Che Obi Wan, une ultime intervention sur le sujet, pour vous remercier d’abord de votre dernier message dont j’ai apprécié l’amabilité. Permettez-moi cependant encore une précision, puisque vous prisez la nuance. Ni Yves Michaud, ni moi, ni personne ne détient la vérité en la matière et chacun doit se forger son propre jugement, se faire son propre regard (ce qui ne veut pas dire que tout vaut tout). D’autant plus que l’information est à la portée de chacun désormais. Je préfère dès lors la touche d’humour de la première partie de votre message à la gravité de la seconde ! Non que je n’aime pas la gravité mais, que le « peuple » soit « victime » d’une escroquerie, je n’en crois rien. La production « post-moderniste », - excusez-moi d’insister -, n’est pas faite que de foutaise, personne n’oblige personne à s’y intéresser et, de toute façon, ni vous ni moi n’avons mission d’évangéliser les masses.
Qu’elle désoriente, c’est certain puisque les modes d’évaluation ou d’intelligibilité ont changé au cours des dernières décennies.
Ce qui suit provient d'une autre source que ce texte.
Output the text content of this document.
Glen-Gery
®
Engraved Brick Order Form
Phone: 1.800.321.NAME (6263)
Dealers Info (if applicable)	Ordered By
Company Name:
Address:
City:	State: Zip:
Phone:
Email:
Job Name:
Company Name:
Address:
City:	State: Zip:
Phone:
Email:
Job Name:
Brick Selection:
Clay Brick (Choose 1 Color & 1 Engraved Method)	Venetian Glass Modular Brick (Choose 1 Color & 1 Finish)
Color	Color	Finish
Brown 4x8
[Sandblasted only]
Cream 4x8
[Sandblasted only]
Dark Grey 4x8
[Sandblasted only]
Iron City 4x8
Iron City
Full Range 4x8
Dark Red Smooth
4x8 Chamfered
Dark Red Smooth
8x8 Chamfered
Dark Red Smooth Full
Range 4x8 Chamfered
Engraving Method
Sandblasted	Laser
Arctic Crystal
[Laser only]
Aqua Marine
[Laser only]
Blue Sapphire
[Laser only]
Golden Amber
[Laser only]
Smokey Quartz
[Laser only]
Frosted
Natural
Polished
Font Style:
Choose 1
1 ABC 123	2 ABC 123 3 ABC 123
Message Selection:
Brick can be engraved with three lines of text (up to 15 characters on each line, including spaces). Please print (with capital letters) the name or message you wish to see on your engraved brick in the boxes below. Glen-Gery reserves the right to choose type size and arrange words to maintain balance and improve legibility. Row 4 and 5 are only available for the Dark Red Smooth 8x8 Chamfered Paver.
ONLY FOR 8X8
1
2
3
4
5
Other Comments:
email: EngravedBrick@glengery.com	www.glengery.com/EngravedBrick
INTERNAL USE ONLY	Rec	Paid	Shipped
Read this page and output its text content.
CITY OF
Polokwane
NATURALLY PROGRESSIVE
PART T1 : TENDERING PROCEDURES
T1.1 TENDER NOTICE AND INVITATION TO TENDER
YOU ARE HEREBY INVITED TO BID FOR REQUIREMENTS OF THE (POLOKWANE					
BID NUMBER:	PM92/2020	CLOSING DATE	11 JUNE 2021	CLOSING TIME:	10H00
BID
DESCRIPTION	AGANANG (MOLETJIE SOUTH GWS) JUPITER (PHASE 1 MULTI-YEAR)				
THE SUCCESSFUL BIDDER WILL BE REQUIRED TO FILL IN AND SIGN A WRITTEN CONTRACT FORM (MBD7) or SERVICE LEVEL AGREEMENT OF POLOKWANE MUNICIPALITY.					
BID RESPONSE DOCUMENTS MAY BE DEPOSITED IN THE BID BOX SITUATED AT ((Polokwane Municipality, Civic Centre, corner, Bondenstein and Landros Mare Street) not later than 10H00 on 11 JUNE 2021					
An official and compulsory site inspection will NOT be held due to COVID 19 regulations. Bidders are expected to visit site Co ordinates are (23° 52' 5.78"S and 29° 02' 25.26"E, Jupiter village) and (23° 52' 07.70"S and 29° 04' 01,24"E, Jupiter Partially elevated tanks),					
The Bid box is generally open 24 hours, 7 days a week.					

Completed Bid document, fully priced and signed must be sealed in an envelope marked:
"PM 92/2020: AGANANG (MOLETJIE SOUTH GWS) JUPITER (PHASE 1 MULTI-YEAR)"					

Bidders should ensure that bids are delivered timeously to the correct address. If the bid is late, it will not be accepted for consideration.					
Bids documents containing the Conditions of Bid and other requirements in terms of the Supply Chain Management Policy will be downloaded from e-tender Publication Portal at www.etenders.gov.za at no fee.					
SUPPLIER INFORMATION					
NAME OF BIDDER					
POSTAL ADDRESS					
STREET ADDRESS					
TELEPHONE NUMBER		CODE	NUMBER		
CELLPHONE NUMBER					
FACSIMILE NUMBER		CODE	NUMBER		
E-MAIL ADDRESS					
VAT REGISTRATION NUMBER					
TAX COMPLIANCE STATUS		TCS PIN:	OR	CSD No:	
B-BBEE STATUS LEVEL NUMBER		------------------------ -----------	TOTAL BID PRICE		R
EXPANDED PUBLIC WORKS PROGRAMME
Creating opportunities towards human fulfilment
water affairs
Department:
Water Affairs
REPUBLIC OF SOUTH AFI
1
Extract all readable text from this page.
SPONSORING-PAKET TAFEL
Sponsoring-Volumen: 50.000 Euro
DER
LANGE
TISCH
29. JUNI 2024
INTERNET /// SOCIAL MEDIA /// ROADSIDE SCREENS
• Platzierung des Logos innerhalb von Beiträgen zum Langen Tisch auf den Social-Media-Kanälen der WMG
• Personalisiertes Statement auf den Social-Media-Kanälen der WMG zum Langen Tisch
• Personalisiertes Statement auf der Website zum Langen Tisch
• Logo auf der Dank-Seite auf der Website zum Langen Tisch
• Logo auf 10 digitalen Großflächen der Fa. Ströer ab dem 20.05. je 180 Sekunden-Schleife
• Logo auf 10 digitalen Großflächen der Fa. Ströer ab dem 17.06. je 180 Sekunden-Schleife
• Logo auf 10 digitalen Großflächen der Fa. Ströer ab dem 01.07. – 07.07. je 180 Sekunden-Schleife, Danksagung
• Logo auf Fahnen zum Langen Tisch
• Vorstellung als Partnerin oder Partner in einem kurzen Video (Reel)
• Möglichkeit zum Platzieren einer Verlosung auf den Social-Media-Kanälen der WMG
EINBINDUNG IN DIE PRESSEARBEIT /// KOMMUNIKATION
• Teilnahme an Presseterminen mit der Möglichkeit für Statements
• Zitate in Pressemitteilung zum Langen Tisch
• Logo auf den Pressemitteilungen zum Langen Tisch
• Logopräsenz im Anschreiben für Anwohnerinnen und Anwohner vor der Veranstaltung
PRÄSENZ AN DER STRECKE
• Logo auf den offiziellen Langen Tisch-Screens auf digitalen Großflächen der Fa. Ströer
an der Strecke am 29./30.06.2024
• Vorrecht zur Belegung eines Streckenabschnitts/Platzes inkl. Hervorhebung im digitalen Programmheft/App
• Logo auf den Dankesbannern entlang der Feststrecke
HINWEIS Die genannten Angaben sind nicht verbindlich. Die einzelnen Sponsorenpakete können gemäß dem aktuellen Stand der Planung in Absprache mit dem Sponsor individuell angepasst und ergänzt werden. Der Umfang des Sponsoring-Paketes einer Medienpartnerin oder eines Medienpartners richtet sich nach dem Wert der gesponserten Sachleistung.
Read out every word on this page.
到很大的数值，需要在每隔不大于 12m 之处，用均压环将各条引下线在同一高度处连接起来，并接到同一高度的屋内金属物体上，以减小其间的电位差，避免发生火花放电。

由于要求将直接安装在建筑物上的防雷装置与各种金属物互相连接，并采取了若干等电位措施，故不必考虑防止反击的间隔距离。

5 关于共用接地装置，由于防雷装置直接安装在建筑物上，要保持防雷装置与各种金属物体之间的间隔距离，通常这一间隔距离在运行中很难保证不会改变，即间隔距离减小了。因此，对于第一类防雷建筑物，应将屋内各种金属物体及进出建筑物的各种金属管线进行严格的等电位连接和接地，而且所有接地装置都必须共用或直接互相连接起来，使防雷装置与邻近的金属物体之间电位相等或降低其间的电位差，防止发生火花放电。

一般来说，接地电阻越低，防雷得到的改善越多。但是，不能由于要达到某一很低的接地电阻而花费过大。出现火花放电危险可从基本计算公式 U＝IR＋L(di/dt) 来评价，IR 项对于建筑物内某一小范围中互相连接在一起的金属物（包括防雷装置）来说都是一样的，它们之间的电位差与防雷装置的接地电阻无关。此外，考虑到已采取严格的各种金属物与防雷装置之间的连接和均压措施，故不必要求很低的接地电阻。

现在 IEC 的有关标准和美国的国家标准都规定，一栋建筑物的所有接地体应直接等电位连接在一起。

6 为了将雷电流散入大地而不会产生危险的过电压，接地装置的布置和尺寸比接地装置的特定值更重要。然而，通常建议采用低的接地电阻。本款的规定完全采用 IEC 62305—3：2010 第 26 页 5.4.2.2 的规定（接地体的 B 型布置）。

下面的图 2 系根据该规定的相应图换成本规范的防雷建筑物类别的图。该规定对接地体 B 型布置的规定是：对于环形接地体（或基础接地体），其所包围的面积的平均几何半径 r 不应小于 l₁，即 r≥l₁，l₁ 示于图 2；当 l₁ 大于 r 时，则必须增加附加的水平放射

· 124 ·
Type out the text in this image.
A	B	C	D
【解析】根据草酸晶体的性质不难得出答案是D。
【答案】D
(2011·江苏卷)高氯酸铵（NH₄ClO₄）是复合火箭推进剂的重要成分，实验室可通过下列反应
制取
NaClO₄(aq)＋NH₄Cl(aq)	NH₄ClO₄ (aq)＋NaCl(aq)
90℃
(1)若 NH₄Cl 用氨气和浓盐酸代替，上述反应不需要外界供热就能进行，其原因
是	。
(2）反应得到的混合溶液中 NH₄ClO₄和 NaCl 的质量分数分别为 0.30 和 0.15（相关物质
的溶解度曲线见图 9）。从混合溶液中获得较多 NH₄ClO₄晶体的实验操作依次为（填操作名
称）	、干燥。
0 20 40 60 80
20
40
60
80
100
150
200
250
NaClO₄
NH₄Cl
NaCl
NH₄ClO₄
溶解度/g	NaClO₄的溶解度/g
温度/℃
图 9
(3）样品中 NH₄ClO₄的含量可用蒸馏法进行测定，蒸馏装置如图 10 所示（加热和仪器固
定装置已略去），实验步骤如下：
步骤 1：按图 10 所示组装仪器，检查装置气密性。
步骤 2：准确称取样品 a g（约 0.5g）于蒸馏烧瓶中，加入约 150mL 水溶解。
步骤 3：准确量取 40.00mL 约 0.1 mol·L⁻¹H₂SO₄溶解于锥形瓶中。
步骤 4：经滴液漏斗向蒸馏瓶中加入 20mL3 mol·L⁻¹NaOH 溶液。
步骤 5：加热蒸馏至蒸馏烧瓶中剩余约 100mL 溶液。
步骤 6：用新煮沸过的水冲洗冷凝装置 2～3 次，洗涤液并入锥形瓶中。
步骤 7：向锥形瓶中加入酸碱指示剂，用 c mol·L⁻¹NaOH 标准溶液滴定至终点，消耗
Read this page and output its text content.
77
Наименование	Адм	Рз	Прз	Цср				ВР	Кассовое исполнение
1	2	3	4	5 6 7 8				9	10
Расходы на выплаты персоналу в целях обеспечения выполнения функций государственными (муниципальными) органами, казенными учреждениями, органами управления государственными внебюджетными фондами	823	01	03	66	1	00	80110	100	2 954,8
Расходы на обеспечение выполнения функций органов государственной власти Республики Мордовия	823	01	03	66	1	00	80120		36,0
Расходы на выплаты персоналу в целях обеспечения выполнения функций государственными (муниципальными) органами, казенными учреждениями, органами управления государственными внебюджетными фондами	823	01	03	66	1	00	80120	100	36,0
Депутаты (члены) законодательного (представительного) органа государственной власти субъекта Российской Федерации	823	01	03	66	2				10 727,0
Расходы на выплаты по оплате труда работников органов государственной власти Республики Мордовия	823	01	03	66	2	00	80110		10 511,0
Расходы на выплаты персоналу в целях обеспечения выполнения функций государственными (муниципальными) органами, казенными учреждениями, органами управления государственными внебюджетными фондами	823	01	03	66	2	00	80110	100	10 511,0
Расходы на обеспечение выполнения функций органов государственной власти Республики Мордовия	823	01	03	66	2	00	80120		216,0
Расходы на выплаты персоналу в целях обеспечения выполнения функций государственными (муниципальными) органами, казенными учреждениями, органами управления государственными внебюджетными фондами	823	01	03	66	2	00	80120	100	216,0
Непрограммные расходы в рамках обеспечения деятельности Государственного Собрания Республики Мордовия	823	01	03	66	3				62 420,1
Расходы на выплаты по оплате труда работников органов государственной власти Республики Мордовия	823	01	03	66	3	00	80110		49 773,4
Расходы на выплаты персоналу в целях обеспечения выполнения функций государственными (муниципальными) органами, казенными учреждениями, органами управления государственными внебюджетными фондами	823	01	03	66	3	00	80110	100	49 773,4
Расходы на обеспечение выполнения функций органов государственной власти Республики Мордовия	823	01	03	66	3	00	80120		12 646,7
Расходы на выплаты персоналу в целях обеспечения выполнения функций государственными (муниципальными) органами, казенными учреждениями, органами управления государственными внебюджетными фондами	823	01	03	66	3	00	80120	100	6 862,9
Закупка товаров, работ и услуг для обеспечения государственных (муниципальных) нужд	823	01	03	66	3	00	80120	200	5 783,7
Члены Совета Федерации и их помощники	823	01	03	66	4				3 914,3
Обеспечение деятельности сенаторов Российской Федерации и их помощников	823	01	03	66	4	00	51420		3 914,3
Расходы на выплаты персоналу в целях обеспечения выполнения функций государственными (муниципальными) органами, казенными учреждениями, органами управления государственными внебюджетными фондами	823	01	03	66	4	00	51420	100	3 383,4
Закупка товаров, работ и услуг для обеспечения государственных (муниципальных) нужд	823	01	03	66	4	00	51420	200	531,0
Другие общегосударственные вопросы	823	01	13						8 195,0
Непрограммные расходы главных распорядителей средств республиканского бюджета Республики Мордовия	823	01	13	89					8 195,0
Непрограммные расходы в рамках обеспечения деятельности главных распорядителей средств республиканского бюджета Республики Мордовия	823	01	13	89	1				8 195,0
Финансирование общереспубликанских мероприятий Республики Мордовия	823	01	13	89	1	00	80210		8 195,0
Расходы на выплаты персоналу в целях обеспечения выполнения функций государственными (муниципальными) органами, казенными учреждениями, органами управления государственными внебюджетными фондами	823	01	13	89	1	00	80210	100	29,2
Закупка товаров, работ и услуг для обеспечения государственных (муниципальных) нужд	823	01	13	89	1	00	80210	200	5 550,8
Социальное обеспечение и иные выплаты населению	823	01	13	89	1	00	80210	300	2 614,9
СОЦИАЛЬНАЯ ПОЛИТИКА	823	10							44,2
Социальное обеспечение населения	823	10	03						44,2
Et Marcel Meyer et JGL, sans nécessairement les approuver l’ont bien précisé. Qu’un autre mode de présence de l'oeuvre, de nouveaux paramètres définissant par exemple les relations matériaux/espace/temps aient été pris en compte, de même que la linguistique et la philosophie nous obligent à modifier notre perception, à reconsidérer nos réflexes et nos références. Et pour être tout-à-fait claire, si mes faveurs vont aux peintres, aux matiéristes, aux contemporains plutôt qu’aux postmodernes, je ne suis pas pour autant insensible à toutes les propositions actuelles, Dieu m’en garde ! Je sais m’émouvoir devant la poésie des « machineries » raffinées d’une Rebecca Horn, ou celle, plus rude, d’un Penone. (Et je vous conseille éventuellement d’aller y voir de plus près), ou d’un Boltanski (mais ils ne sont pas les plus "pointus", d'accord). Il est de nombreuses installations qui me comblent et des vidéos qui me troublent sincèrement. Je pourrais vous dresser un « catalogue » ( !) mais son utilité serait nulle. Mes collègues praticiens-professeurs, acquis à d’autres pratiques qui, tout étayées qu’elles sont d’une solide formation de dessinateurs n’en touchent pas moins pour certaines à la « performance » ou au «
work in progress » (pardon, je ne vois pas de traduction plausible »). Et, c’est sûr, et sans que nous soyons en désaccord sur le fond des choses, ils ne vous tiendraient pas exactement le même discours que moi ; et ces discours n’en détiennent pas moins une autre facette de vérité qui donne, j’ose l’espérer une richesse à notre enseignement en le préservant de tout dogme. C’est parce que le sujet semble vous intéresser que je me suis permis de reprendre la parole et d’expliciter- au risque de lasser - ces choses qui m’importent.